11 de setembroO grande barato desse meu cafofo é que não tenho qualquer compromisso com qualquer coisa. Já escrevi sobre isso outras vezes. É quando quero, se quero, sobre o que quero.

Não é por acaso que já estou há semanas sem escrever, já não é a primeira vez que reclamo de enfado em relação ao que vem acontecendo nesse nosso Brasil de meu Deus.

Quando a atuação de Joaquim Barbosa como relator da Ação Penal 470, o processo do mensalão como sabemos todos, quase o transformou em pop star, isso não se deu por acaso. Apesar de todos os seus defeitos superlativos, viu canalizado para si e suas posturas a esperança de que, apesar e com toda a demora do nosso judiciário, haveria solução, haveria a chance de se começar a construir um país moral, ético.

Quando explodiram as manifestações de junho, em meio a um bom tanto de balbúrdia e à clara falta de foco, ficou patente que a grande demanda, o grande desejo era a necessidade de um país sem corrupção.

Então é sintomático e extremamente simbólico que Luis Roberto Barroso – recém empossado e claramente com a missão de torcer a realidade em favor de interesses pessoais contra os republicanos que deveria defender – tenha encerrado seu voto falando da necessidade de se dar uma resposta à sociedade. Bela resposta, diga-se.

A essa altura, mesmo que o plenário recuse por 6 a 5 os embargos infringentes (o que já não acredito mais), o que a turma de ministros a soldo terá feito é demonstrar que já não há mais esperança, que estamos mesmo entregues às querências de um projeto de poder, de um partido que – depois do maior estelionato eleitoral de nossa curta história -, usando todos os mecanismos democráticos, aplica sobre nós o maior golpe contra a democracia (plena) que o país terá vivido em toda sua história. E aos que acham que isso é fatalismo, preparem-se para o marco civil da internet e o controle social da mídia.

Então não é por acaso a imagem escolhida pra ilustrar esse post. Não é por acaso que a estátua da liberdade está ali, como que observando o mundo ruir e virar fumaça. Estamos entregues.

Impossível pois, com tudo isso, não se reconhecer como o tolo personagem de Raul.

Abaixo, um texto de Luiz Octavio Bernardes, um sujeito de pena brilhante como diriam os antigos.

O STF submisso

Nem uma virada histórica que determine o placar de 6 a 5 contra os embargos infringentes vai apagar a mancha na sua trajetória que o STF se autoimpôs hoje. Isto porque, por uma questão regimental, logo após o relator, que vem a ser o atual presidente Joaquim Barbosa, apresentar seu voto de não aceitar os embargos, fomos bombardeados com outros três acatando os tais, cada qual com uma lógica que enrubesce quem não é causídico como eu.

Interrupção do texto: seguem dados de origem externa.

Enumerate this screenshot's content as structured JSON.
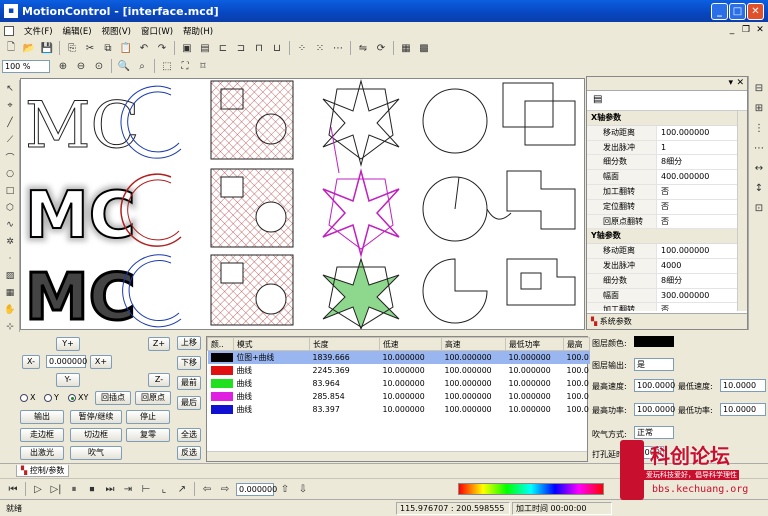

Invocando aspectos regimentais, Barroso e Zavarscki cumpriram com o que o PT os orientou, mas derraparam feio no Direito Constitucional.

O mesmo raciocínio foi usado pela ministra Rosa Weber, esta exibindo uma linguagem corporal de quem queria mesmo era passar totalmente despercebida e ponderando “sims” e “nãos” até, finalmente, pronunciar seu voto. Estava difícil entender onde ela ia terminar.

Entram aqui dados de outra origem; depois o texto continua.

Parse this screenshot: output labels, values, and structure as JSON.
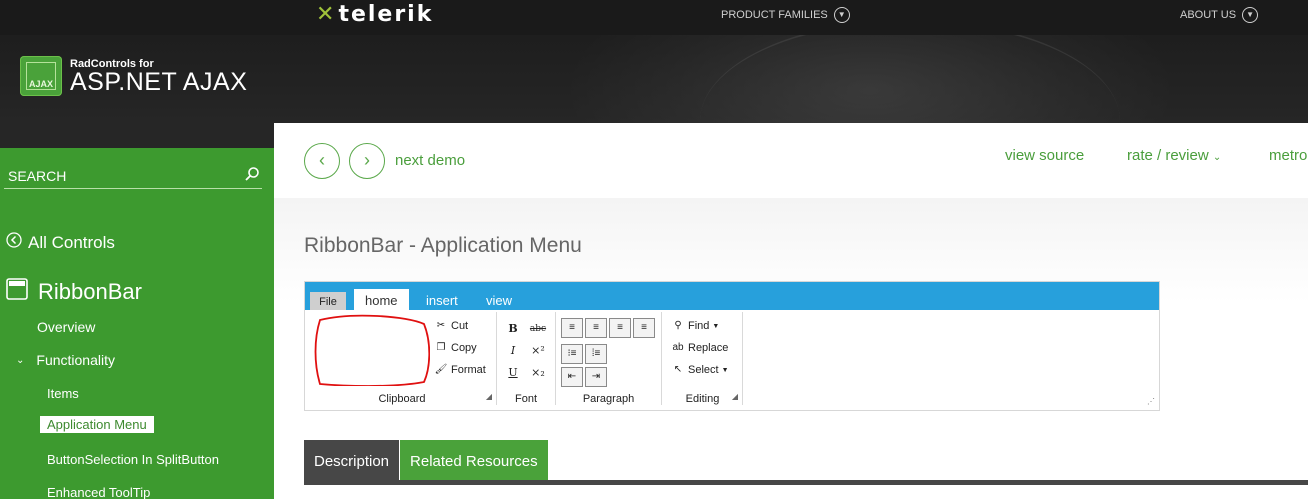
{
  "header": {
    "logo": "telerik",
    "nav": [
      {
        "label": "PRODUCT FAMILIES"
      },
      {
        "label": "ABOUT US"
      }
    ],
    "product_small": "RadControls for",
    "product_big": "ASP.NET AJAX",
    "product_icon_text": "AJAX"
  },
  "sidebar": {
    "search_label": "SEARCH",
    "all_controls": "All Controls",
    "control": "RibbonBar",
    "overview": "Overview",
    "functionality": "Functionality",
    "sub_items": [
      "Items",
      "Application Menu",
      "ButtonSelection In SplitButton",
      "Enhanced ToolTip"
    ]
  },
  "toolbar": {
    "next_demo": "next demo",
    "view_source": "view source",
    "rate_review": "rate / review",
    "metro": "metro"
  },
  "main": {
    "title": "RibbonBar - Application Menu",
    "tabs": [
      "Description",
      "Related Resources"
    ]
  },
  "ribbon": {
    "file_tab": "File",
    "tabs": [
      "home",
      "insert",
      "view"
    ],
    "clipboard": {
      "label": "Clipboard",
      "buttons": [
        "Cut",
        "Copy",
        "Format"
      ]
    },
    "font": {
      "label": "Font"
    },
    "paragraph": {
      "label": "Paragraph"
    },
    "editing": {
      "label": "Editing",
      "buttons": [
        "Find",
        "Replace",
        "Select"
      ]
    }
  },
  "colors": {
    "green": "#3d9a2f",
    "blue": "#27a0dc",
    "dark": "#262626"
  }
}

O ministro Fux, igualmente nomeado pelo PT, começou enumerando as incongruências pronunciadas pelos que o antecederam. E com uma fisionomia de ironia, como que transmitindo “vou votar, mas as cartas estão marcadas”. Ironia compartilhada por Marco Aurélio Mello, que chegou a falar “revisar deve ser melhor, afinal aqui somos todos juízes pouco experientes”.

Em seguida veio o cidadão que mais deve envergonhar o STF em sua história: Dias Toffoli. Abriu a boca e com cinco minutos de fala recebeu uma reprimenda e um devido desprezo de Joaquim Barbosa e nenhum aparte a seu favor. Este sujeito entende menos de Direito Constitucional que muito advogado de porta de cadeia. Ele realmente envergonha e mancha a reputação da corte máxima do país. Depois do puxão de orelhas, proferiu seu voto em mais cinco minutos, cortado por um “termina logo que eu tenho um compromisso inadiável, por favor” do Celso de Mello, o que demonstra o quanto seus pares o consideram.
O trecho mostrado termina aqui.